Here's yet another piece that touts the advantages of index funds -- this time from the NY Times. The conclusion:
There's yet more evidence that it makes sense to invest in simple, plain-vanilla index funds, whose low fees often lead to better net returns than hedge funds and actively managed mutual funds with more impressive performance numbers.
Basic stock market index funds generally aspire to nothing more than matching the returns of a market benchmark. So in a miserable year for stocks, index funds may not look very appealing. But it turns out that, after fees and taxes, it is the extremely rare actively managed fund or hedge fund that does better than a simple index fund.
The piece goes on to detail the work and findings of Mark Kritzman, president and chief executive of Windham Capital Management of Boston and professor of financial engineering at M.I.T.’s Sloan School of Management, where he compared index funds to actively managed funds and hedge funds. The simplified summary: actively managed funds perform better before expenses are subtracted. But once expenses are deducted, index funds are the better choice. Their words:
Expenses were the culprit. For both the actively managed fund and the hedge fund, those expenses more than ate up the large amounts — 3.5 and 9 percentage points a year, respectively — by which they beat the index fund before expenses.

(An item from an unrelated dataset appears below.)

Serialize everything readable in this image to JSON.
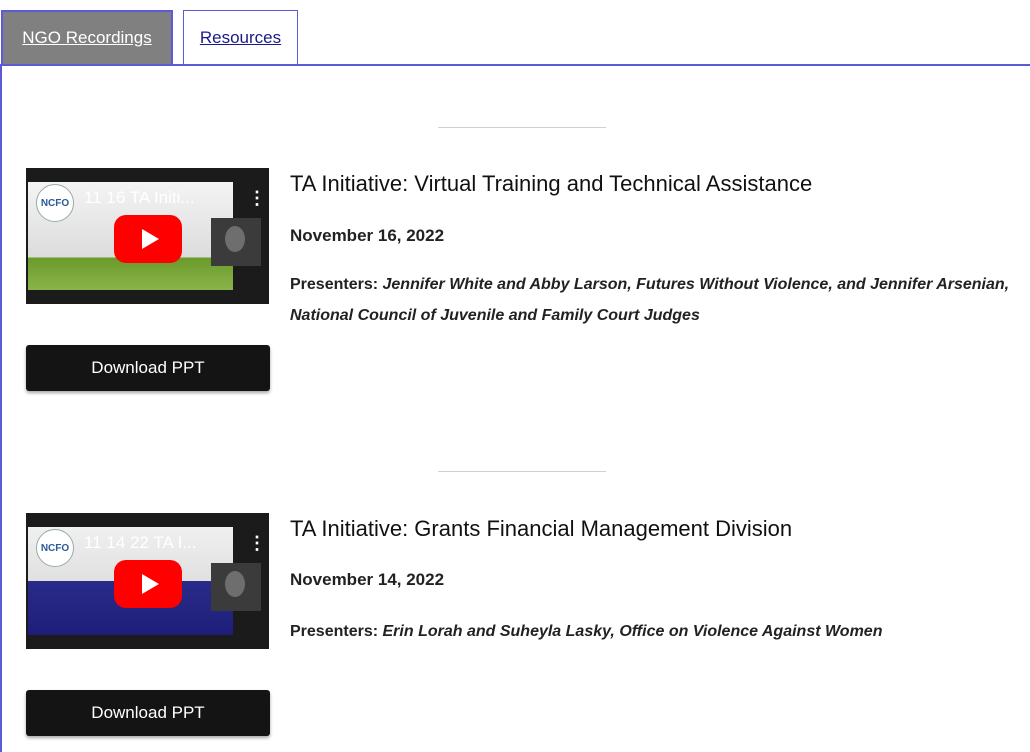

If such outperformance isn’t enough to overcome the drag of expenses, what would do the trick? Mr. Kritzman calculates that just to break even with the index fund, net of all expenses, the actively managed fund would have to outperform it by an average of 4.3 percentage points a year on a pre-expense basis. For the hedge fund, that margin would have to be 10 points a year.
As I've said before (probably a hundred times now on this site), costs matter BIG TIME when it comes to investment returns (that's why I've taken extra steps to get my investing costs as low as possible.) And that's one reason I like index funds -- they keep investment costs to a minimum and thus keep total returns as high as possible.
For more thoughts on index funds, see these posts:
Ummm... I have Vanguard index funds available in 401K and I wouldn't touch them - returns across all of the available funds both YTD and 12 Month are negative 30%-50% - don't think now is the time for index funds! and what about the give-back of returns for past 10-12 years? (And these are no-fee so that issue isn't relevant.)
I think to compare lo-fee index funds to managed or hedge is easy to make points - but it's the index itself that's risky.
I'm up YTD because I got OUT of index funds - and minimal losses (2%) for 2008 - so just curious, why do you advocate losing money in an index fund, at least short term (1-2yrs)?
Posted by: Sue | March 09, 2009 at 11:27 AM
Sue --
Because I don't invest for the short-term -- I have a 20-year plus time horizon. Moving back and forth into and out of stocks/funds is market timing, something I don't subscribe to. Why? Because no one can do it consistently, and it will eventually burn you bad.
So you timed it right this time and basically got lucky, but will you miss a resulting run-up as a result? Only time will tell. The one thing I do know: if you could accurately predict the ups and downs of the market, you wouldn't be commenting on this blog -- you'd be vacationing with Bill Gates in Bermuda!! ;-)
For more thoughts along this line, see this post:
http://www.mymoneyblog.com/archives/2009/03/chart-historical-stock-market-comebacks-after-crashes.html
Posted by: FMF | March 09, 2009 at 11:38 AM
FMF --
Gotta keep hammering this point. Eventually people will take notice.
MLR
Posted by: My Life ROI | March 09, 2009 at 12:15 PM
FMF, one point about that NYT article is that they are including the tax implications. And they say that taxes account for 2/3 of the expense difference or 2.3% difference. With taxes the index came out 8% average and mutual fund 8.5% average. So without taxes I'd expect you'd add back that 2.3% difference and the active funds would be 1.8% ahead of the index on average. Plus they are assuming the maximum possible tax bracket rate for their calculations. The overwhelming majority of folks do not pay max tax rates. I think since most people seem to have their stocks in an IRA or 401k the tax implications would not be an issue.
Posted by: Jim | March 09, 2009 at 12:39 PM
I meant that the index was 8.5% and the active fund was 8.0%. I got it backwards above.
Posted by: Jim | March 09, 2009 at 12:40 PM
Jim,
good point!
However the fact that you have to pay such high taxes on hedge funds, is something new for me.